# Slow rider....



## snook (Dec 10, 2014)

Hey all, new here.

Have a 42inch rider with 24hp Briggs - Craftsman Pro 2008yr - "automatic"

Recently it started getting slow and almost won't pull me up a hill. I went ahead and changed the drive belt and that did not help.

It still seems loose to me, but maybe that is the way it is supposed to be, and the cause is something else.

Any ideas?

I gotta get these leaves sucked up!

Thanks!


----------



## ftorleans1 (Jul 12, 2009)

Welcome to the forum Snook! Is the belt tensioner bracket able to move freely? The belt should have good tension on it at all times... If it is loose or seems to be loose, The tensioner bracket or spring may be your problem...

Let us know what you find!!!


----------



## snook (Dec 10, 2014)

Thanks for the help. Does that connect to a pulley? I don't remember seeing one of those.


----------



## ftorleans1 (Jul 12, 2009)

Yes, You should have a tensioner pulley which keeps the belt tensioned and the pulley should be mounted on a bracket which pivots with a spring pulling it tight.


----------



## snook (Dec 10, 2014)

So after all this...the problem appears to have been that I had a lot of accumulated debris/grass packed under the break lever. That was preventing it from fully coming down. I cleaned it all out and voila!

I am back in business.


----------



## 2jdeeres (Apr 14, 2010)

Easy fixes are the best fixes!!


----------



## ftorleans1 (Jul 12, 2009)

Excellent news!!! 

After every second or third cut, I take the air blower and blow out every area under the tractor. When it's time for leaf pick-up, I blow the tractor off after every use. 

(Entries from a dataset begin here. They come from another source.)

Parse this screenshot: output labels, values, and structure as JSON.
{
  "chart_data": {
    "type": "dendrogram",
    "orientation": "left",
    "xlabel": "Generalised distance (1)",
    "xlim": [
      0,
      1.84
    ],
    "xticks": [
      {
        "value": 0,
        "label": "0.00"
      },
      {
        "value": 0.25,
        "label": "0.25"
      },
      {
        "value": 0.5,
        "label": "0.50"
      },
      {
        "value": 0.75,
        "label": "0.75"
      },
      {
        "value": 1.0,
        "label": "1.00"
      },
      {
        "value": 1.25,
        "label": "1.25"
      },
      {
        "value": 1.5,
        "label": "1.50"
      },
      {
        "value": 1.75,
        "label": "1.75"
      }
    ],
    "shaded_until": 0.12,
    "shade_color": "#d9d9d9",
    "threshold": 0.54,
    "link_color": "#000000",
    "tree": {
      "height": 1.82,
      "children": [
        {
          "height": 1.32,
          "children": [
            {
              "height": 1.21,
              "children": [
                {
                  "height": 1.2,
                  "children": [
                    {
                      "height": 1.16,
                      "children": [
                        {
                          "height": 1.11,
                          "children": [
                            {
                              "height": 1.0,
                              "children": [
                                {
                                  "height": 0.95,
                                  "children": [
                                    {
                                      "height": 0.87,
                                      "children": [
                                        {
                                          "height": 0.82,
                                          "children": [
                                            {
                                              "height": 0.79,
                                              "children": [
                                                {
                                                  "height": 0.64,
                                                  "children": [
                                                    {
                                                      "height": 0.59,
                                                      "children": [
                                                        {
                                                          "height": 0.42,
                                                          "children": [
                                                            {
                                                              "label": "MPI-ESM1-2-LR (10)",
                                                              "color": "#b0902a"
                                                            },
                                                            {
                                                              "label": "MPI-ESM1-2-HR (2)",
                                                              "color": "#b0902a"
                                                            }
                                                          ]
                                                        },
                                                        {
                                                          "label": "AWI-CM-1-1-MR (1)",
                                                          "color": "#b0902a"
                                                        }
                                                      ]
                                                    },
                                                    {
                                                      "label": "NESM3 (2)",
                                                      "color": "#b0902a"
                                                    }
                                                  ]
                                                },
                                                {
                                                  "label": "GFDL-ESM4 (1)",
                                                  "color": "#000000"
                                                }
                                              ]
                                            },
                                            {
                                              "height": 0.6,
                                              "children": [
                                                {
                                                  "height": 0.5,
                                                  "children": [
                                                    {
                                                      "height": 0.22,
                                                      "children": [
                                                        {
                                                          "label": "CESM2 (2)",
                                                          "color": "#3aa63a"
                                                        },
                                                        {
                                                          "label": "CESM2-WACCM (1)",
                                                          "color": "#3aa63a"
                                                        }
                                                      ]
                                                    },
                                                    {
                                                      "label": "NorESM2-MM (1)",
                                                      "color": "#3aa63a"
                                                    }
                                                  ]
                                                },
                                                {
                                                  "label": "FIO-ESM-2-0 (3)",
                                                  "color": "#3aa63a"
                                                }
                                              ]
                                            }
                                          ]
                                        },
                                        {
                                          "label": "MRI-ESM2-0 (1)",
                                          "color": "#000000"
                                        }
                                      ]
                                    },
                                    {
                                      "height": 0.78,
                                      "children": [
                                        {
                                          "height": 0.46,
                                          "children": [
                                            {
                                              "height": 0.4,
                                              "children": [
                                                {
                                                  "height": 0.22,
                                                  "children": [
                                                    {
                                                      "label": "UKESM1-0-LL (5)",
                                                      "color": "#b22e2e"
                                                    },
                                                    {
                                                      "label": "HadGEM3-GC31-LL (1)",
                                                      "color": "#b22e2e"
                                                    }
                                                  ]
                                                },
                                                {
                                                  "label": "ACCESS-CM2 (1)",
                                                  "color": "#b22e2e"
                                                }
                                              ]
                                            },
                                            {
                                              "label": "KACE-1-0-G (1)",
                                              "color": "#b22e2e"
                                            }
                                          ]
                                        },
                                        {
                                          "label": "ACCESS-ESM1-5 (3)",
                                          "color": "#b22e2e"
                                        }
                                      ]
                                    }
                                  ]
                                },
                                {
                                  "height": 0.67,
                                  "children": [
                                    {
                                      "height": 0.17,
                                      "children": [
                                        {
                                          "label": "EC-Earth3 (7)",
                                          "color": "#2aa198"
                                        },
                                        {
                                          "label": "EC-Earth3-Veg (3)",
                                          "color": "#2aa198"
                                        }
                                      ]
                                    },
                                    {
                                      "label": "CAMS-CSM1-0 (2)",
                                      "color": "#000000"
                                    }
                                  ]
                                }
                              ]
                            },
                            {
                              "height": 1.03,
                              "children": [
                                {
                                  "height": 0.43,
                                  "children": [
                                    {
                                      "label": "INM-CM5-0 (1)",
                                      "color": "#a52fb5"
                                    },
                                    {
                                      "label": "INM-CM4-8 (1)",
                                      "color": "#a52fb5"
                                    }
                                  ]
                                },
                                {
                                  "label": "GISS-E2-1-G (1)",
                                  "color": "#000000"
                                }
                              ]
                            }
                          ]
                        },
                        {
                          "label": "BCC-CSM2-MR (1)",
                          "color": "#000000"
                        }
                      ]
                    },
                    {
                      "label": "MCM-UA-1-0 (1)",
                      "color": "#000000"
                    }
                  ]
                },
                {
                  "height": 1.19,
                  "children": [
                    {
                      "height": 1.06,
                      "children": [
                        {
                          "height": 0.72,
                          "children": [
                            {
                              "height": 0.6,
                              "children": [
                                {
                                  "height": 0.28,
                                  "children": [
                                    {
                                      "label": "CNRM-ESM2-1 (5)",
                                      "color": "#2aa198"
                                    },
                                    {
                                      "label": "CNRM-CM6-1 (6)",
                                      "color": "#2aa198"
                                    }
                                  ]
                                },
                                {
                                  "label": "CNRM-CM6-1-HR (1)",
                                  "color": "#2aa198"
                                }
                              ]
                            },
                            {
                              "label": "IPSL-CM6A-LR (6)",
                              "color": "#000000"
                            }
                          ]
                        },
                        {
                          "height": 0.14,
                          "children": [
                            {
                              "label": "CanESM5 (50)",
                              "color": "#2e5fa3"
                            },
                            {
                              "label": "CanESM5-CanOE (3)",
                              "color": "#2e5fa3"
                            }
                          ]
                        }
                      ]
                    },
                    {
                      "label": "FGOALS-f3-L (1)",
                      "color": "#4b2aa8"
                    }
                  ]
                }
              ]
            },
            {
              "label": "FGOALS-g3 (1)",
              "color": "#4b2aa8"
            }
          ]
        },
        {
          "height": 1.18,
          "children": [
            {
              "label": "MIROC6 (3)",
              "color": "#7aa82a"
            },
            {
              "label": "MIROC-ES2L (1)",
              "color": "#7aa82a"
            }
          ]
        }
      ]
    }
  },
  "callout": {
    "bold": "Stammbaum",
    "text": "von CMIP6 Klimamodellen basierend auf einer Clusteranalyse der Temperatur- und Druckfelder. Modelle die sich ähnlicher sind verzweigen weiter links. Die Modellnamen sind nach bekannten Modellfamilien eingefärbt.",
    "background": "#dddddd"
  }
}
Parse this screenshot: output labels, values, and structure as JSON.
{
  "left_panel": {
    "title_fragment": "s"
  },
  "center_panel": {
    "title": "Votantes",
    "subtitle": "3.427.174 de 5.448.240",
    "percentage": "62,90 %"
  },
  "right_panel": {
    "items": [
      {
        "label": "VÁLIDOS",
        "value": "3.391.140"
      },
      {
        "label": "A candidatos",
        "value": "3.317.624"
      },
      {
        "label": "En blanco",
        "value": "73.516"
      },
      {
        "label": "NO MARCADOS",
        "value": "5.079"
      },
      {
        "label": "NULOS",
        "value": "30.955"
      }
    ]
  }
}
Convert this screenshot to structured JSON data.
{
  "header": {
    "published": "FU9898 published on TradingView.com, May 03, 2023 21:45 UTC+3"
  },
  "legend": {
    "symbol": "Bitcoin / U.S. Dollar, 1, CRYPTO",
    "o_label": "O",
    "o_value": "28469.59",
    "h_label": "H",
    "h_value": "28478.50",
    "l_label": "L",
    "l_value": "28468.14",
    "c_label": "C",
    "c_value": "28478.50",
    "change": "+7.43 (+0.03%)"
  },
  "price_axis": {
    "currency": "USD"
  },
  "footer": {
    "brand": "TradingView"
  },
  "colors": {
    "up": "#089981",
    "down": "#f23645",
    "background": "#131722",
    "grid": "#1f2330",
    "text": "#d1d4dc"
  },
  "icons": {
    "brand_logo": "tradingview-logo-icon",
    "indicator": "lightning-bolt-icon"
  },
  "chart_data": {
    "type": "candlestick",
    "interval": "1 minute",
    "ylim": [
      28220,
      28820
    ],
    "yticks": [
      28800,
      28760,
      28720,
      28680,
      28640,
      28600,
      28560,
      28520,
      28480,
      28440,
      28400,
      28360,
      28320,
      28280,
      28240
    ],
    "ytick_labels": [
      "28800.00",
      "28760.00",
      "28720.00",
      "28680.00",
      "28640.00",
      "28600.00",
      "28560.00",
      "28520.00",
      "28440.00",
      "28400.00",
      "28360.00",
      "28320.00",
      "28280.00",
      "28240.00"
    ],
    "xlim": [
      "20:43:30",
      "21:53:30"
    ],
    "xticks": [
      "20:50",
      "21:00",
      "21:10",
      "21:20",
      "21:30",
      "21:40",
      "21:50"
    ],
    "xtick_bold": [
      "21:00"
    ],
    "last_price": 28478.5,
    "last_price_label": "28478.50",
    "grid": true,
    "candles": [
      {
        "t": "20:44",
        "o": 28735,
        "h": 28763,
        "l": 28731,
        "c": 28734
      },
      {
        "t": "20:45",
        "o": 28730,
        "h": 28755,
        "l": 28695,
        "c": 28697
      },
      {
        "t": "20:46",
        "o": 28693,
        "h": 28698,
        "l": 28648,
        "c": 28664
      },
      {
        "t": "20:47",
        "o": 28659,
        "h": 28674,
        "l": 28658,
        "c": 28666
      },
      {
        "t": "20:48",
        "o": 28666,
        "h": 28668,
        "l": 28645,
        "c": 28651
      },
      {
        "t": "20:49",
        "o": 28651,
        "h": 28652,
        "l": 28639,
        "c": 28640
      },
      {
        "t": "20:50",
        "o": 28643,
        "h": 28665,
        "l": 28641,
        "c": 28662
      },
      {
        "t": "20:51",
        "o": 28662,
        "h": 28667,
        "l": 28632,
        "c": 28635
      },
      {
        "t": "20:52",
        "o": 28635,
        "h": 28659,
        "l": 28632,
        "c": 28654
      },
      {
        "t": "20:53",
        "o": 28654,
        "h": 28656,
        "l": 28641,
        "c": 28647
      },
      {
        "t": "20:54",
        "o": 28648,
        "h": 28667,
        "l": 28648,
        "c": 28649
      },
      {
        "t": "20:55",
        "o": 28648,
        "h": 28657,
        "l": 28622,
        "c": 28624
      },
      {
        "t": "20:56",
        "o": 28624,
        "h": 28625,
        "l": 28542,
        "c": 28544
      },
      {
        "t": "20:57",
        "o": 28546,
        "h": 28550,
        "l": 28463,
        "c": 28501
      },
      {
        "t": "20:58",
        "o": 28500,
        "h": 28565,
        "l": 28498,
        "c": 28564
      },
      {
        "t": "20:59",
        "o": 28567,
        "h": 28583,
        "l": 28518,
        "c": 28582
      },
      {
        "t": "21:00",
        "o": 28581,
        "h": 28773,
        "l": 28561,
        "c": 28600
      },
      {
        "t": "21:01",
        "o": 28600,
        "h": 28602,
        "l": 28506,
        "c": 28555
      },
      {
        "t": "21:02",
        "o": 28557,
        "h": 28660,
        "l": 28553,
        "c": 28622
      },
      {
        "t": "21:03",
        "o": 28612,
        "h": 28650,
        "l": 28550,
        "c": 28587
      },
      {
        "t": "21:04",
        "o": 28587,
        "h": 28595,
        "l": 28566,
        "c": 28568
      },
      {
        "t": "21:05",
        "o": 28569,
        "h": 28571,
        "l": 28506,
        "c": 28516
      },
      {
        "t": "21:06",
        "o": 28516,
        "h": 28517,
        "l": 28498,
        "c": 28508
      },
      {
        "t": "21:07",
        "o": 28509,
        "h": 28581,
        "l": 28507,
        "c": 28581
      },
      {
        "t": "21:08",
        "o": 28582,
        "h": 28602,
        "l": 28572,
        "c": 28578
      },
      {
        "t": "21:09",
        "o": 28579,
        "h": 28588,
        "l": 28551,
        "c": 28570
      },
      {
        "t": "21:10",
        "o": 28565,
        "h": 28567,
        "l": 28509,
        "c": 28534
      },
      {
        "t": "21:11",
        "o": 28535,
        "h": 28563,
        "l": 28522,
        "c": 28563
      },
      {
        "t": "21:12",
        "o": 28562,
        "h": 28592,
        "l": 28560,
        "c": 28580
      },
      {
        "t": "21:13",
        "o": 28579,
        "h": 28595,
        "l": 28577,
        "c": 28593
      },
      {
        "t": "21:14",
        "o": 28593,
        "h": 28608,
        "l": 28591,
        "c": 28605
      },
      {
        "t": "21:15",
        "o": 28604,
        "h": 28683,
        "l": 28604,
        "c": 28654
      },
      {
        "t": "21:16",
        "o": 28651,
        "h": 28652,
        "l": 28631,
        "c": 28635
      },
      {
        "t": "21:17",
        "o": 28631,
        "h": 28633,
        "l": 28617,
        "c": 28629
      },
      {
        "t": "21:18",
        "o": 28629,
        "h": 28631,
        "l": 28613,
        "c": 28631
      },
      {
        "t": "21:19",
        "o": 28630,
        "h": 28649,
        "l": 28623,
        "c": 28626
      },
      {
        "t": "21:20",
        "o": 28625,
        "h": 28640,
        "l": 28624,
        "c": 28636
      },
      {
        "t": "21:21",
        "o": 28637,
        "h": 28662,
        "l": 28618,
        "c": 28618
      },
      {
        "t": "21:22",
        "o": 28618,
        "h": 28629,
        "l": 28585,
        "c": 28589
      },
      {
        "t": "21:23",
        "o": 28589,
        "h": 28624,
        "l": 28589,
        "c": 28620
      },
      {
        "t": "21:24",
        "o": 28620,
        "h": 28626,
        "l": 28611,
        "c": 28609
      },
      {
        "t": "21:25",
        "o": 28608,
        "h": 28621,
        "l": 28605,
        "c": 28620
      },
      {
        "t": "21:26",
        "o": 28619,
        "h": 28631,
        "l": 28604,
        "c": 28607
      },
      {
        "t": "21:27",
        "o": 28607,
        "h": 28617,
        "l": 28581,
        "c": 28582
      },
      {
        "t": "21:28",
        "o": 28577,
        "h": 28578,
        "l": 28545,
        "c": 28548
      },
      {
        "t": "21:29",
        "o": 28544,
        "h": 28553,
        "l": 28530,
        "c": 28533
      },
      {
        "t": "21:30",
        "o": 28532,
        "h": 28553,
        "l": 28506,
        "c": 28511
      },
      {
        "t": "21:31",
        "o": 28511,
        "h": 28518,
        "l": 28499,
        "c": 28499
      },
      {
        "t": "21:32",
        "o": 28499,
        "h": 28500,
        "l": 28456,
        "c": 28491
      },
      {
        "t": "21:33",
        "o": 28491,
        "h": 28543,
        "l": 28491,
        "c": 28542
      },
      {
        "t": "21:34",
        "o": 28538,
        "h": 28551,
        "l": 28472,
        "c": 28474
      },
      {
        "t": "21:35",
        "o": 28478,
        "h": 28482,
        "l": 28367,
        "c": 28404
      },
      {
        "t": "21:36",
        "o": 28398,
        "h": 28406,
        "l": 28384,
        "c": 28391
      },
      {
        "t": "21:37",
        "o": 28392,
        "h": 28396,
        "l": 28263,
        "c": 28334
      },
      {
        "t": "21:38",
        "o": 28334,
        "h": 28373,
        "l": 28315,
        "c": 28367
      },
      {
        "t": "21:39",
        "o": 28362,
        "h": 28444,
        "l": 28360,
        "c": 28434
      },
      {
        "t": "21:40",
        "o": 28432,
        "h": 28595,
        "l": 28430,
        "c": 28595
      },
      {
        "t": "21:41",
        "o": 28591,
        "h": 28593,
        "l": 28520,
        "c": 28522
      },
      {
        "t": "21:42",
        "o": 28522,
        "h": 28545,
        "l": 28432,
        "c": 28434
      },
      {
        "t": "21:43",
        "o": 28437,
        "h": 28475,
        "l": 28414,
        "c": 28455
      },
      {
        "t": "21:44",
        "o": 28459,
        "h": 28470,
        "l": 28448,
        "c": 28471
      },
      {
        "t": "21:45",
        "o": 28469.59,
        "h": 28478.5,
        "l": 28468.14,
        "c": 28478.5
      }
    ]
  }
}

If you decide on doing the same, Make sure you turn the engine off so grass and leaf debris isn't drawn into the filter screen of the flywheel...


----------



## jhngardner367 (Apr 5, 2011)

My father in law lost a brand new Cub Cadet,because he didn't clean it off . When he engaged the PTO,it got hot,and caught fire.
It burned so fast,he barely had time to get off it.


----------